Montée par Laora Climent, il y a sept ans, la compagnie OKTO impose sa patte dans le théâtre régional : féministe, avec un penchant pour le drag et l’uchronie.

Vous sous-titrez Okto « compagnie de théâtre féministe ». Pourquoi ?

Le féminisme est la première chose qui nous a réunies à la sortie de l’école de théâtre, en 2017. J’y faisais le constat qu’on était une majorité de femmes en formation, mais qu’il n’y avait pas de rôles pour nous, ou très peu.

Dans le théâtre de répertoire, les rôles masculins sont plus écrits, plus construits. Cela concernait aussi les textes contemporains ; on était avant #metoo ! Depuis, les choses ont changé, avec l’arrivée de nouvelles autrices. C’est pour ça que nous avons monté Levez-vous pour les bâtard·e·s, pour raconter la trajectoire d’un personnage féminin, la figure fantasmée de la sœur de Shakespeare, qui fait écho à toutes les femmes dans l’ombre, qui ont vu leur travail se faire rattraper par les hommes. J’avais aussi envie d’écrire des rôles de femmes qui soient enthousiasmants, qui puissent parler d’amitié, de sororité, d’adelphité, là où elles sont souvent ramenées, dans l’art dramatique, à une concurrence.

Cette première pièce, encore jouée au Glob Théâtre le mois dernier, a connu une certaine longévité (7 ans), assez rare pour un premier projet.

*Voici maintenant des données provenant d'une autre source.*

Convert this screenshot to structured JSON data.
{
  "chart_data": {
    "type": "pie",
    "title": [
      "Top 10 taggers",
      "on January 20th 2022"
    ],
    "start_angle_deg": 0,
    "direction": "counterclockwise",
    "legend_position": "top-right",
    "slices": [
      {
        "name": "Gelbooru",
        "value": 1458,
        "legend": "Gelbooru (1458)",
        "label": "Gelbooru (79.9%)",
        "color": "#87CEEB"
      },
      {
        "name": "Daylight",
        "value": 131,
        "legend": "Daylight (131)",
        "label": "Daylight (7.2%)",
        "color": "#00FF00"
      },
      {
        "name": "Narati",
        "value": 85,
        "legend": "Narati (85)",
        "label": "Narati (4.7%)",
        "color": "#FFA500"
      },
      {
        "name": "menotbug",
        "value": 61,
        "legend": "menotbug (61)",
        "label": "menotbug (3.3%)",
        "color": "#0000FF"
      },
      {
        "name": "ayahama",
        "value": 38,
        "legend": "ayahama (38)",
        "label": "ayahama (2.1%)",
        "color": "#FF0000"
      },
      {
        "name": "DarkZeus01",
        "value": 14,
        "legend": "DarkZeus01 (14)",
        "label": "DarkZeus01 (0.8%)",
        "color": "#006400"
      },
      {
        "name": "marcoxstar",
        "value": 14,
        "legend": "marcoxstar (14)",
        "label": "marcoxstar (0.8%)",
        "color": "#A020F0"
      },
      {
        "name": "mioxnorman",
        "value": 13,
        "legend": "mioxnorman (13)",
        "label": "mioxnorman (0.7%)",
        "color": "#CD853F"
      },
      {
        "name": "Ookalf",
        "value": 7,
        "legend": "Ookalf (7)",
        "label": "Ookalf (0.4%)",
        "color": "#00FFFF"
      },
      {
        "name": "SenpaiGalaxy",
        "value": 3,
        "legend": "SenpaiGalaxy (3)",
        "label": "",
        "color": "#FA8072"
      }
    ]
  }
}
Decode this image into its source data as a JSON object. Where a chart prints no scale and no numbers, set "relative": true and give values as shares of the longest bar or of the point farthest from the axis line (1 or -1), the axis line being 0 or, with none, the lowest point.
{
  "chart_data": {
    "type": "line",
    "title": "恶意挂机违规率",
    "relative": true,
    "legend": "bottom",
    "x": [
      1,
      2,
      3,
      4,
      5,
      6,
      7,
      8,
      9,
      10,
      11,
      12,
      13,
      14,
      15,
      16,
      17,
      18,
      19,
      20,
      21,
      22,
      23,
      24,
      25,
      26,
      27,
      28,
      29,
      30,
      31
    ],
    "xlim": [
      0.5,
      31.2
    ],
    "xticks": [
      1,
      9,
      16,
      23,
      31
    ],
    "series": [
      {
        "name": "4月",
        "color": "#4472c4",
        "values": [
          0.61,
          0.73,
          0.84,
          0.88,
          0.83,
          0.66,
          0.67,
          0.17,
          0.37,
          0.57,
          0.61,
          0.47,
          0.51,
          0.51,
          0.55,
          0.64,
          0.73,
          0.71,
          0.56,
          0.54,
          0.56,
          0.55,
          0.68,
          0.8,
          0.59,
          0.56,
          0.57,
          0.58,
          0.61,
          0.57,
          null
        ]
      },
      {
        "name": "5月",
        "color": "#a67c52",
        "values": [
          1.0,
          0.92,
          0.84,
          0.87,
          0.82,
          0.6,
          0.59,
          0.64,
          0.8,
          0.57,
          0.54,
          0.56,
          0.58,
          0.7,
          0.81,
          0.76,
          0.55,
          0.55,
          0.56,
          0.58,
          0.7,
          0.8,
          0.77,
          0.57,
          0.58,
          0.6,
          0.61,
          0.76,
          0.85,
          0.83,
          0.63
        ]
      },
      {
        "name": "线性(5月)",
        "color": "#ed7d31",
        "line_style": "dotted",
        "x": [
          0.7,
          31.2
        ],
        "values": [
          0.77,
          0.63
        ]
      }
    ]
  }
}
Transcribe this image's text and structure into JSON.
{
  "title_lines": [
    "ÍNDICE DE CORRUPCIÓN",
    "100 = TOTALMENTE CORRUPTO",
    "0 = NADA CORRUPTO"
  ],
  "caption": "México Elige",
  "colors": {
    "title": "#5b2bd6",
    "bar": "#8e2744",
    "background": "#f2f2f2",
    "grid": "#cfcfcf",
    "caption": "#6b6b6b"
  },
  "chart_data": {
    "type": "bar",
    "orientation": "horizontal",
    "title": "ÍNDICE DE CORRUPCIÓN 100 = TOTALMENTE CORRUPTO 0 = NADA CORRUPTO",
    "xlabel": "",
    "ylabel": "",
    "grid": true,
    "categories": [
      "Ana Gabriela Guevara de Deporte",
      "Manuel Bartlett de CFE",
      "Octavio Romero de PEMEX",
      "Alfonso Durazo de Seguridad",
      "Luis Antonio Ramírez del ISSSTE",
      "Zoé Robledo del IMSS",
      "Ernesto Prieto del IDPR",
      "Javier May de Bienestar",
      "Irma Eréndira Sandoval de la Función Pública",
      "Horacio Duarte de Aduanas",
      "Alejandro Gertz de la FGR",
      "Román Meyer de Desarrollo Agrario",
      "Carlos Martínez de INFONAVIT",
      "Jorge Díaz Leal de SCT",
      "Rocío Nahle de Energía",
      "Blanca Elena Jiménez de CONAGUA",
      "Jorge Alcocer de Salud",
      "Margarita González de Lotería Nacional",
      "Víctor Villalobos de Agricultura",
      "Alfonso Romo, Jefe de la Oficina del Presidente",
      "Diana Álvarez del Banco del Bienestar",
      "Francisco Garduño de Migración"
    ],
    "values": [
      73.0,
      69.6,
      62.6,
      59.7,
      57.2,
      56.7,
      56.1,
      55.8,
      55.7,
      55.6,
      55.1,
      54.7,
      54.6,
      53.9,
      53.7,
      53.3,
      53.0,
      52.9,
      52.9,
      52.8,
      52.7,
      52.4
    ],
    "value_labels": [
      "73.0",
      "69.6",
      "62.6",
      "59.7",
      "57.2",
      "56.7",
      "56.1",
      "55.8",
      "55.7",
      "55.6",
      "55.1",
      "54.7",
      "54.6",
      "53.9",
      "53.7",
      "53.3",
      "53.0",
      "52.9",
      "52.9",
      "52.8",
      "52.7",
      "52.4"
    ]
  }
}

Oui, au Glob c’était une des dernières. On a joué une quarantaine de dates dans la région depuis sa création en 2018.

C’est d’autant plus notable que vous êtes sept au plateau, et qu’on sait les difficultés à faire tourner de telles distributions.

Cette façon de faire troupe fait partie de notre identité. Pour Patty’s got a gun, notre deuxième création, on est neuf, et sur la prochaine, Mordiable, on sera huit ! On sait qu’il s’agit d’un vrai engagement des programmateurs. De notre côté, être nombreuses au plateau réaffirme l’importance du collectif.

C’est aussi l’idée de faire un théâtre de troupe, de recréer une famille, comme une filiation avec des personnes qui m’ont beaucoup influencée : le Petit Théâtre de Pain ou le Théâtre du Soleil. Dans leur lignée, je défends un théâtre généreux, engagé, tourné vers les gens et la rencontre. Le travail de territoire que nous menons depuis trois ans avec le centre culturel des Carmes, à Langon, est l’une des expériences les plus fortes qu’on ait eue à vivre en tant que troupe.

Nous y avons fait des rencontres que nous n’oublierons jamais, des liens d’amitié forts se sont créés. En avril nous y jouerons le 3e épisode de notre série théâtrale, que nous avons créée avec des habitants et qui porte sur une histoire fantasmée de la ville. En juin, nous jouerons l’intégrale, suivie d’un grand banquet festif.


Dans toutes vos pièces, vous cultivez un rapport intense à l’Histoire : la première sur le théâtre du Globe de Shakespeare, Patty’s got a gun sur les groupes révolutionnaires des années 1970, et Mordiable, pièce encore au travail, autour d’Aliénor d’Aquitaine. Qu’est-ce qui vous attire dans ces références historiques ?

J’ai envie de me plonger dans l’Histoire pour questionner nos cultures et racines communes. Quand j’essaie de travailler sur le présent, j’ai toujours l’impression d’être en retard. Il me manque un décalage artistique. L’uchronie, qui est notre fer de lance chez Okto, nous permet de voir un peu plus loin, de lutter contre la fatalité de nos présents, de renverser le cours de l’histoire. Pour montrer qu’on n’est pas obligé de subir et qu’il n’y a aucun destin déjà écrit.

Propos recueillis par Stéphanie Pichon

Informations pratiques

Patty’s got a gun,
vendredi 23 mai,
Théâtre de Barbezieux, Barbezieux (16).

La Légende d’Alangon,
vendredi 5 avril, 20h30,
centre culturel des Carmes, Langon (33).

L’intégrale,
samedi 14 juin, 14h30,
centre culturel des Carmes, Langon (33).

Formule magique pour faire un film qui marche,
vendredi 6 juin, 20h30,
La Caravelle, Marcheprime (33).

Mordiable,
résidence création 2025 pour le festival national de Bellac [Festival des émancipations],
du samedi 1er au samedi 15 mars,
Théâtre du Cloître, Bellac (87), première en septembre.